Résumé:
In the age of big data, textual data is more important than ever, with an everincreasing
size and an abundant production of digital documents, particularly in the
biomedical field as a consequence of the convergence between medical computer
science and bioinformatics. In addition to the fact that these textual data are usually
expressed in an unstructured form (i.e., natural language), which makes their
automated processing more difficult. Moreover the rapid growth of the biomedical
literature, makes the manual indexing approaches more complex, time-consuming
and error-prone. Thus, automated classification is essential.
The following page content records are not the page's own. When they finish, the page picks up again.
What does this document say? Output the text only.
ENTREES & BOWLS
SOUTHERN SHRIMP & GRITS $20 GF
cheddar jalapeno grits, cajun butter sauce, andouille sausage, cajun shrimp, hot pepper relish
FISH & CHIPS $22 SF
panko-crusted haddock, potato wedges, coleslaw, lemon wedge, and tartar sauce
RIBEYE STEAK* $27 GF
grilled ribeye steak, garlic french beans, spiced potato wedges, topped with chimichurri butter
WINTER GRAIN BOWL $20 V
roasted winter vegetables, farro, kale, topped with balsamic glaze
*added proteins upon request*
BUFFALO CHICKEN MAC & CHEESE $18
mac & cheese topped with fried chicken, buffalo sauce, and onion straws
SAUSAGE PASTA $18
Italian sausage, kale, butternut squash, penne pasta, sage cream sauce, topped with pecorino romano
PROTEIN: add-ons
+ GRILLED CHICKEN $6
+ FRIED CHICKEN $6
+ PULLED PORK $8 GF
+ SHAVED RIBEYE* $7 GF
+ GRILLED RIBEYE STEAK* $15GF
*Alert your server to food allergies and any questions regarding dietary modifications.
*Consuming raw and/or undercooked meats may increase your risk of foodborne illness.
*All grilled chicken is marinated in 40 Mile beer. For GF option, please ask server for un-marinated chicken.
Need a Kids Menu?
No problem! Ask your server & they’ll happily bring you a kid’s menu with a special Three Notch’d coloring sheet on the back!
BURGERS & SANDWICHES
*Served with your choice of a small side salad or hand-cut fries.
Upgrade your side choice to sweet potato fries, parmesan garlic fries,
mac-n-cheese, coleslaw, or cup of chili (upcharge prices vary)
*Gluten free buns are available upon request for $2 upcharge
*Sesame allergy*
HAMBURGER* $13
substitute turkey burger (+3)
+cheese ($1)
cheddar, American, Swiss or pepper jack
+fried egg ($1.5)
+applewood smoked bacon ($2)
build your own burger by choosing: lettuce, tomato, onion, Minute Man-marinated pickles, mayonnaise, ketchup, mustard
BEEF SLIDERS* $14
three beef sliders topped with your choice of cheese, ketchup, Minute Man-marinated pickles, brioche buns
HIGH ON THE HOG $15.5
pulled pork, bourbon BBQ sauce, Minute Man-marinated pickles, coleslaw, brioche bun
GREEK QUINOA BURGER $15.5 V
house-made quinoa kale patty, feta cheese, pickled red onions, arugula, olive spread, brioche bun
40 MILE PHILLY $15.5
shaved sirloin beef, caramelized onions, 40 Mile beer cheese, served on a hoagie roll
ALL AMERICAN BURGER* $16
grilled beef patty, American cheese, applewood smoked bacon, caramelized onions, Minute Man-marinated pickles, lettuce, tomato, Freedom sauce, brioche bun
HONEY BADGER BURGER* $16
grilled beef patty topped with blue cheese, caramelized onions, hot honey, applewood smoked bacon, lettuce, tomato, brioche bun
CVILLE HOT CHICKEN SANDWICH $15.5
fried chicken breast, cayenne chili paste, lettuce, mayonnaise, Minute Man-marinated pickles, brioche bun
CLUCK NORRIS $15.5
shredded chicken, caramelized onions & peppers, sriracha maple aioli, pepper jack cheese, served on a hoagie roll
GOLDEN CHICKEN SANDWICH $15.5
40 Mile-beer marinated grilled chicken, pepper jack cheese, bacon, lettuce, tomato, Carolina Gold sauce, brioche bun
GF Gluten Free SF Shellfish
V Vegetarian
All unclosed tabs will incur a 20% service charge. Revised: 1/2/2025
Despite the many efforts,
classification complete biomedical texts according to segments specific to these
texts, such as their title and summary, remains a real challenge.
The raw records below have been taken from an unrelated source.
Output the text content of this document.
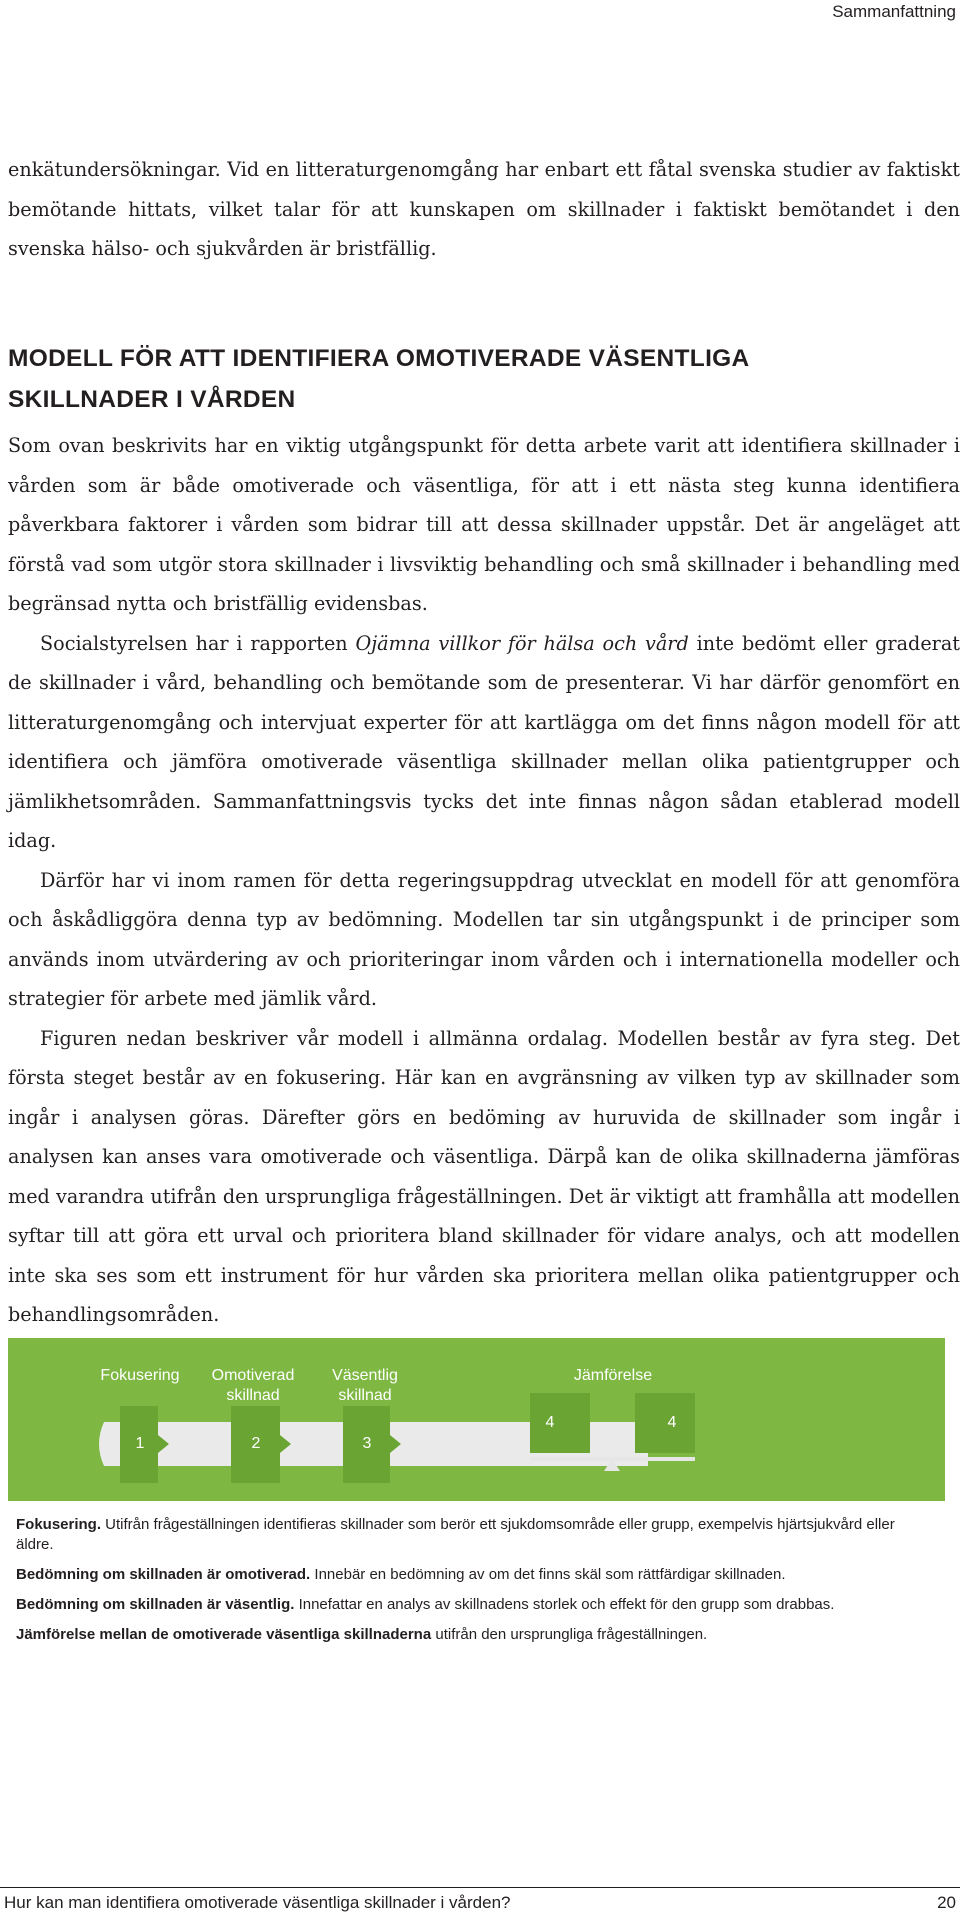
Sammanfattning

enkätundersökningar. Vid en litteraturgenomgång har enbart ett fåtal svenska studier av faktiskt bemötande hittats, vilket talar för att kunskapen om skillnader i faktiskt bemötandet i den svenska hälso- och sjukvården är bristfällig.

MODELL FÖR ATT IDENTIFIERA OMOTIVERADE VÄSENTLIGA
SKILLNADER I VÅRDEN

Som ovan beskrivits har en viktig utgångspunkt för detta arbete varit att identifiera skillnader i vården som är både omotiverade och väsentliga, för att i ett nästa steg kunna identifiera påverkbara faktorer i vården som bidrar till att dessa skillnader uppstår. Det är angeläget att förstå vad som utgör stora skillnader i livsviktig behandling och små skillnader i behandling med begränsad nytta och bristfällig evidensbas.

Socialstyrelsen har i rapporten Ojämna villkor för hälsa och vård inte bedömt eller graderat de skillnader i vård, behandling och bemötande som de presenterar. Vi har därför genomfört en litteraturgenomgång och intervjuat experter för att kartlägga om det finns någon modell för att identifiera och jämföra omotiverade väsentliga skillnader mellan olika patientgrupper och jämlikhetsområden. Sammanfattningsvis tycks det inte finnas någon sådan etablerad modell idag.

Därför har vi inom ramen för detta regeringsuppdrag utvecklat en modell för att genomföra och åskådliggöra denna typ av bedömning. Modellen tar sin utgångspunkt i de principer som används inom utvärdering av och prioriteringar inom vården och i internationella modeller och strategier för arbete med jämlik vård.

Figuren nedan beskriver vår modell i allmänna ordalag. Modellen består av fyra steg. Det första steget består av en fokusering. Här kan en avgränsning av vilken typ av skillnader som ingår i analysen göras. Därefter görs en bedöming av huruvida de skillnader som ingår i analysen kan anses vara omotiverade och väsentliga. Därpå kan de olika skillnaderna jämföras med varandra utifrån den ursprungliga frågeställningen. Det är viktigt att framhålla att modellen syftar till att göra ett urval och prioritera bland skillnader för vidare analys, och att modellen inte ska ses som ett instrument för hur vården ska prioritera mellan olika patientgrupper och behandlingsområden.

Fokusering Omotiverad
skillnad
Väsentlig
skillnad
Jämförelse
1	2	3
4	4

Fokusering. Utifrån frågeställningen identifieras skillnader som berör ett sjukdomsområde eller grupp, exempelvis hjärtsjukvård eller äldre.

Bedömning om skillnaden är omotiverad. Innebär en bedömning av om det finns skäl som rättfärdigar skillnaden.

Bedömning om skillnaden är väsentlig. Innefattar en analys av skillnadens storlek och effekt för den grupp som drabbas.

Jämförelse mellan de omotiverade väsentliga skillnaderna utifrån den ursprungliga frågeställningen.

Hur kan man identifiera omotiverade väsentliga skillnader i vården?	20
In this thesis we investigate state of the art approaches in classifying
biomedical texts so that we can compare with pre-trained models that we have tested.
After performing tests on different artificial intelligence models: BioBERT, Roberta,
XLNet, we found out that the ideal model for classifying biomedical texts is
BioBERT with an average F1 score of 85,1% which was very similar to the
roBERTa model with a score of 85% which unlike BioBERT, was not pre-trained on
biomedical texts and with XLNet performing slightly worse with a score of 83%.
Finally, we deployed the three above-mentioned models and developed an
Online User Interface on the Hugging Face Platform in order to test and show the
classification results clearly and easily.
Keywords: Automatic Text Classification, Multilabel Classification, Automatic Medical Language Processing, Deep Learning.